今回のタイトルは、いうまでもなく、伊藤若冲の代表作からの借用である。ピックアップした戯曲もタイトルに相応しいものとなっている。と書くと、「溶ける魚」「ひまわり」は確かに動植物だが、「ラメラ」「月ノ光」は? と疑念を抱かれる方がおられるかもしれない。いやいや。ラメラは地球外生物の仮名であるから動物にほかならず、若冲の「動植綵絵」30幅の中には、満月が梅の木を皓々と照らす「梅花皓月図」という傑作が含まれている。というわけで。
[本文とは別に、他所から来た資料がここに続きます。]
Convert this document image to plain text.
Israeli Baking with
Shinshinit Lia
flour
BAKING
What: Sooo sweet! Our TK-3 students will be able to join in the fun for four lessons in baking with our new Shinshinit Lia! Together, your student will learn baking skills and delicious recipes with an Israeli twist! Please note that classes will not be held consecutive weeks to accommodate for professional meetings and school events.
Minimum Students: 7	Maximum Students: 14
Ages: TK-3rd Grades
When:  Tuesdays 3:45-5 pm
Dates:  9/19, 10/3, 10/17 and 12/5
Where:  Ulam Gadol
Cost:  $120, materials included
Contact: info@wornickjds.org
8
例によって、その一部が上演される4本の戯曲を書かれた年代順に紹介していこう。

チラシ等には「食卓秘法・溶ける魚」(1981 秘法弐番館初演)とあるが、本当は「食卓㊙法・溶ける魚」が正式名。しかし。㊙なんてワープロで書けること、昨日、分かってビックリ。書けないと思っていたからずっと「食卓秘法」で済ましていたのだ。こう書いて「てーぶるまなー」と読む。秘法零番館という劇団名にちなんだ命名で、これ以後の作品にも「㊙法」をつけるつもりでいたのだが、これというアイデア浮かばず、後が続かなかった。そうだ、劇団名についても説明しておかないと。初演が秘法弐番館とあるのは、当時、公演ごとに、零・壱・弐と数字を増やしていたのです。なぜ? 同じところに留まらず、<常に新しく>を求めていたのです、はい。でも、12回目からは零に戻しました。なぜ? 大きな数字が鬱陶しくなってしまったからです、はい。
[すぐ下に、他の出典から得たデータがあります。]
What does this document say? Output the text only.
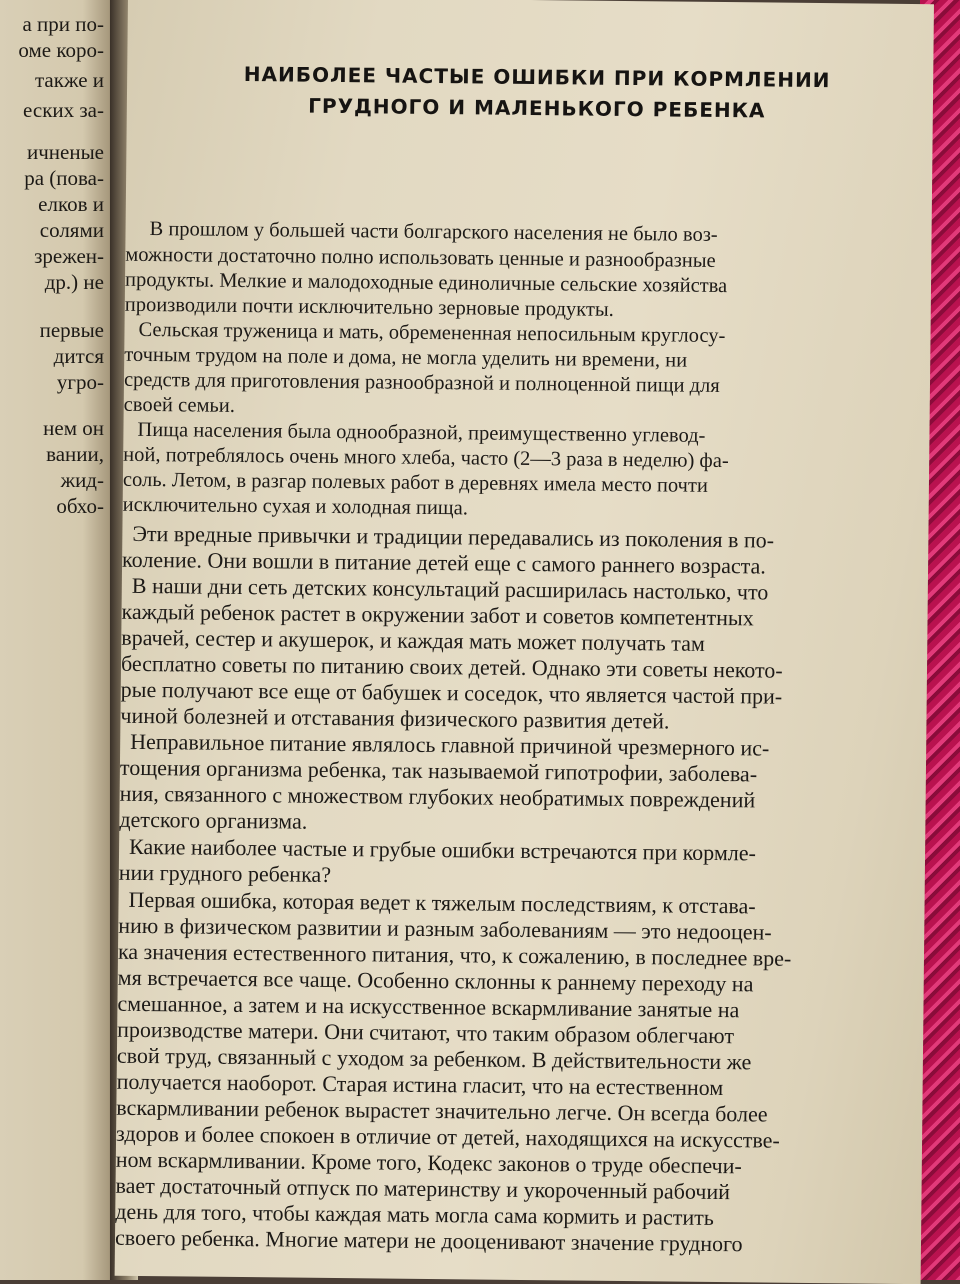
а при по-

оме коро-

также и

еских за-

ичненые

ра (пова-

елков и

солями

зрежен-

др.) не

первые

дится

угро-

нем он

вании,

жид-

обхо-

НАИБОЛЕЕ ЧАСТЫЕ ОШИБКИ ПРИ КОРМЛЕНИИ
ГРУДНОГО И МАЛЕНЬКОГО РЕБЕНКА

В прошлом у большей части болгарского населения не было воз-

можности достаточно полно использовать ценные и разнообразные

продукты. Мелкие и малодоходные единоличные сельские хозяйства

производили почти исключительно зерновые продукты.

Сельская труженица и мать, обремененная непосильным круглосу-

точным трудом на поле и дома, не могла уделить ни времени, ни

средств для приготовления разнообразной и полноценной пищи для

своей семьи.

Пища населения была однообразной, преимущественно углевод-

ной, потреблялось очень много хлеба, часто (2—3 раза в неделю) фа-

соль. Летом, в разгар полевых работ в деревнях имела место почти

исключительно сухая и холодная пища.

Эти вредные привычки и традиции передавались из поколения в по-

коление. Они вошли в питание детей еще с самого раннего возраста.

В наши дни сеть детских консультаций расширилась настолько, что

каждый ребенок растет в окружении забот и советов компетентных

врачей, сестер и акушерок, и каждая мать может получать там

бесплатно советы по питанию своих детей. Однако эти советы некото-

рые получают все еще от бабушек и соседок, что является частой при-

чиной болезней и отставания физического развития детей.

Неправильное питание являлось главной причиной чрезмерного ис-

тощения организма ребенка, так называемой гипотрофии, заболева-

ния, связанного с множеством глубоких необратимых повреждений

детского организма.

Какие наиболее частые и грубые ошибки встречаются при кормле-

нии грудного ребенка?

Первая ошибка, которая ведет к тяжелым последствиям, к отстава-

нию в физическом развитии и разным заболеваниям — это недооцен-

ка значения естественного питания, что, к сожалению, в последнее вре-

мя встречается все чаще. Особенно склонны к раннему переходу на

смешанное, а затем и на искусственное вскармливание занятые на

производстве матери. Они считают, что таким образом облегчают

свой труд, связанный с уходом за ребенком. В действительности же

получается наоборот. Старая истина гласит, что на естественном

вскармливании ребенок вырастет значительно легче. Он всегда более

здоров и более спокоен в отличие от детей, находящихся на искусстве-

ном вскармливании. Кроме того, Кодекс законов о труде обеспечи-

вает достаточный отпуск по материнству и укороченный рабочий

день для того, чтобы каждая мать могла сама кормить и растить

своего ребенка. Многие матери не дооценивают значение грудного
さて本論。例によって例の如く、本作のタイトルは、A・ブルトンの作品名からの借用。久しぶりに「シュルレアリスム宣言・溶ける魚」(岩波文庫)を読む。これがまあ、面白いのなんの。購入したのは、おそらく1990年代半ば、「自由というただひとつの言葉だけが、いまも私をふるいたたせるすべてである」なんてところに傍線が引いてある。というわけで、今度の公演チラシのキャッチコピーも、「溶ける魚」の5の冒頭に置かれた「カメオのレオンが口をひらいたところだった」を分かりやすくもじって(?)、「カメオのレオンがノックする。ああ、月下繚乱!」とした。
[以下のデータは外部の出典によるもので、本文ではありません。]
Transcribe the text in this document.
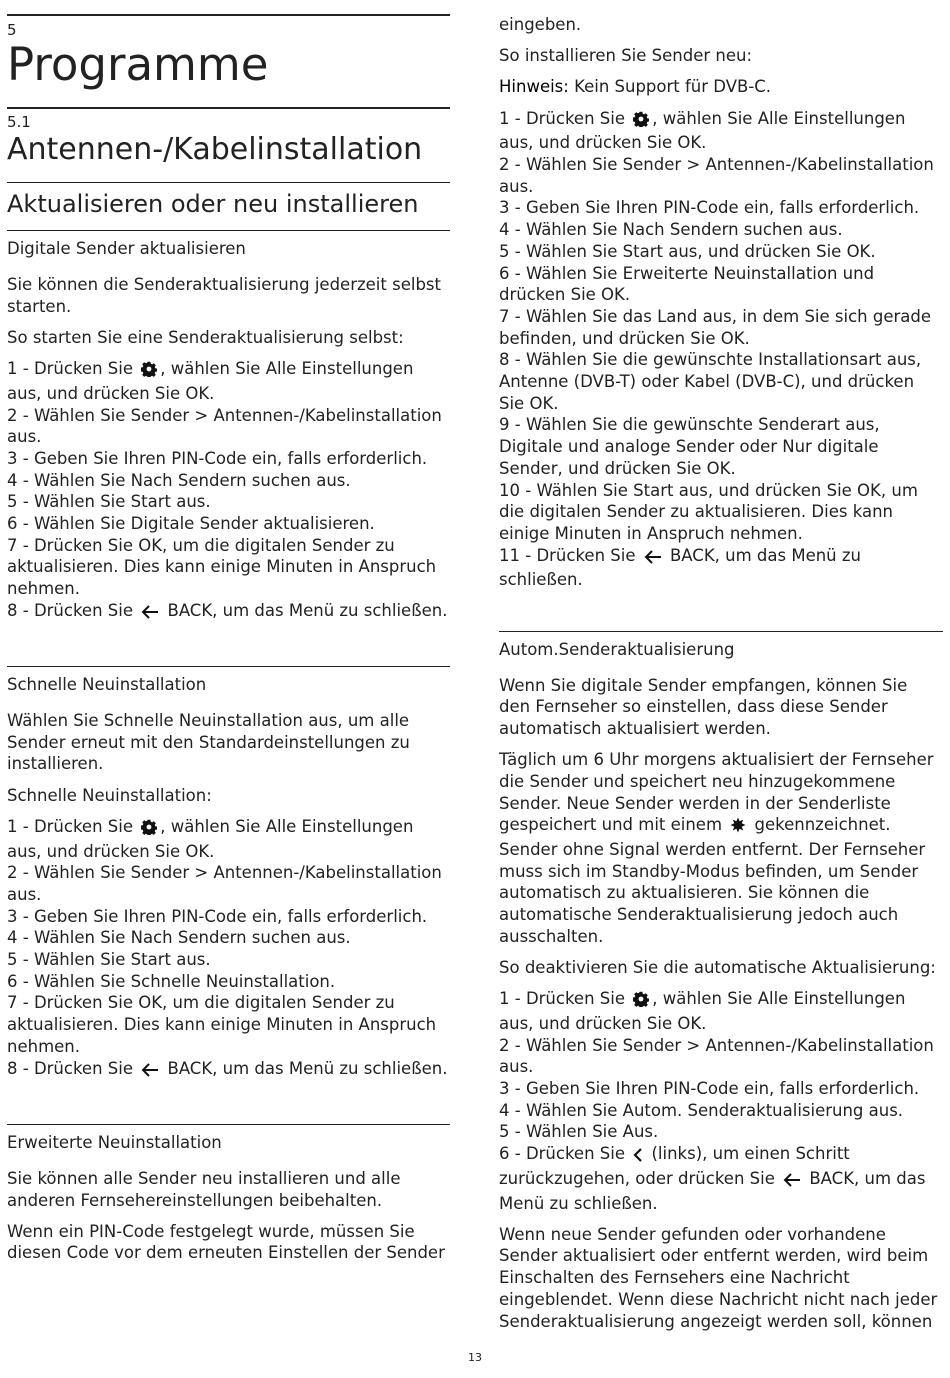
5
Programme
5.1
Antennen-/Kabelinstallation
Aktualisieren oder neu installieren
Digitale Sender aktualisieren

Sie können die Senderaktualisierung jederzeit selbst starten.

So starten Sie eine Senderaktualisierung selbst:

1 - Drücken Sie , wählen Sie Alle Einstellungen aus, und drücken Sie OK.
2 - Wählen Sie Sender > Antennen-/Kabelinstallation aus.
3 - Geben Sie Ihren PIN-Code ein, falls erforderlich.
4 - Wählen Sie Nach Sendern suchen aus.
5 - Wählen Sie Start aus.
6 - Wählen Sie Digitale Sender aktualisieren.
7 - Drücken Sie OK, um die digitalen Sender zu aktualisieren. Dies kann einige Minuten in Anspruch nehmen.
8 - Drücken Sie  BACK, um das Menü zu schließen.
Schnelle Neuinstallation

Wählen Sie Schnelle Neuinstallation aus, um alle Sender erneut mit den Standardeinstellungen zu installieren.

Schnelle Neuinstallation:

1 - Drücken Sie , wählen Sie Alle Einstellungen aus, und drücken Sie OK.
2 - Wählen Sie Sender > Antennen-/Kabelinstallation aus.
3 - Geben Sie Ihren PIN-Code ein, falls erforderlich.
4 - Wählen Sie Nach Sendern suchen aus.
5 - Wählen Sie Start aus.
6 - Wählen Sie Schnelle Neuinstallation.
7 - Drücken Sie OK, um die digitalen Sender zu aktualisieren. Dies kann einige Minuten in Anspruch nehmen.
8 - Drücken Sie  BACK, um das Menü zu schließen.
Erweiterte Neuinstallation

Sie können alle Sender neu installieren und alle anderen Fernsehereinstellungen beibehalten.

Wenn ein PIN-Code festgelegt wurde, müssen Sie diesen Code vor dem erneuten Einstellen der Sender

eingeben.

So installieren Sie Sender neu:

Hinweis: Kein Support für DVB-C.

1 - Drücken Sie , wählen Sie Alle Einstellungen aus, und drücken Sie OK.
2 - Wählen Sie Sender > Antennen-/Kabelinstallation aus.
3 - Geben Sie Ihren PIN-Code ein, falls erforderlich.
4 - Wählen Sie Nach Sendern suchen aus.
5 - Wählen Sie Start aus, und drücken Sie OK.
6 - Wählen Sie Erweiterte Neuinstallation und drücken Sie OK.
7 - Wählen Sie das Land aus, in dem Sie sich gerade befinden, und drücken Sie OK.
8 - Wählen Sie die gewünschte Installationsart aus, Antenne (DVB-T) oder Kabel (DVB-C), und drücken Sie OK.
9 - Wählen Sie die gewünschte Senderart aus, Digitale und analoge Sender oder Nur digitale Sender, und drücken Sie OK.
10 - Wählen Sie Start aus, und drücken Sie OK, um die digitalen Sender zu aktualisieren. Dies kann einige Minuten in Anspruch nehmen.
11 - Drücken Sie  BACK, um das Menü zu schließen.
Autom.Senderaktualisierung

Wenn Sie digitale Sender empfangen, können Sie den Fernseher so einstellen, dass diese Sender automatisch aktualisiert werden.

Täglich um 6 Uhr morgens aktualisiert der Fernseher die Sender und speichert neu hinzugekommene Sender. Neue Sender werden in der Senderliste gespeichert und mit einem  gekennzeichnet. Sender ohne Signal werden entfernt. Der Fernseher muss sich im Standby-Modus befinden, um Sender automatisch zu aktualisieren. Sie können die automatische Senderaktualisierung jedoch auch ausschalten.

So deaktivieren Sie die automatische Aktualisierung:

1 - Drücken Sie , wählen Sie Alle Einstellungen aus, und drücken Sie OK.
2 - Wählen Sie Sender > Antennen-/Kabelinstallation aus.
3 - Geben Sie Ihren PIN-Code ein, falls erforderlich.
4 - Wählen Sie Autom. Senderaktualisierung aus.
5 - Wählen Sie Aus.
6 - Drücken Sie  (links), um einen Schritt zurückzugehen, oder drücken Sie  BACK, um das Menü zu schließen.

Wenn neue Sender gefunden oder vorhandene Sender aktualisiert oder entfernt werden, wird beim Einschalten des Fernsehers eine Nachricht eingeblendet. Wenn diese Nachricht nicht nach jeder Senderaktualisierung angezeigt werden soll, können

13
登場するのは3人の男。貧しくそして心寂しきふたりの男が、肩を寄せ合って暮らしているアパートの一室に、得体のしれない、なにかと言えば大声で笑う男が、夜な夜な、うなぎを携えて訪れる。そして …。というのがこの劇のおおまかなストーリー、<うなぎ>をキーワードとするお話なわけだが、なぜそうなったかと言えば、言うまでもなく、「溶ける魚」からの連想にほかならない。おいしい鰻の蒲焼は<舌の上でとろける>なんて言いますでしょ。ちなみに、「シュルレアリスム宣言・溶ける魚」を翻訳した巌谷國士による訳注に、「溶ける魚」という言葉に触れた箇所があって、ブルトンの「手帳」にあるメモらしいのだが、直接わたしの作品に関係ないけれど、せっかくなので(?)、以下に引用して今回の終わりとしよう。

ひとつの金魚鉢が私の頭のなかをめぐっていて、その鉢には、悲しいことに、溶ける魚たちしかいないのだ。溶ける魚、これについて考えてみたところ、すこしばかり私に似ている。笑うこと、非難することしかもとめない私の生来の厳格さに、これは通じている。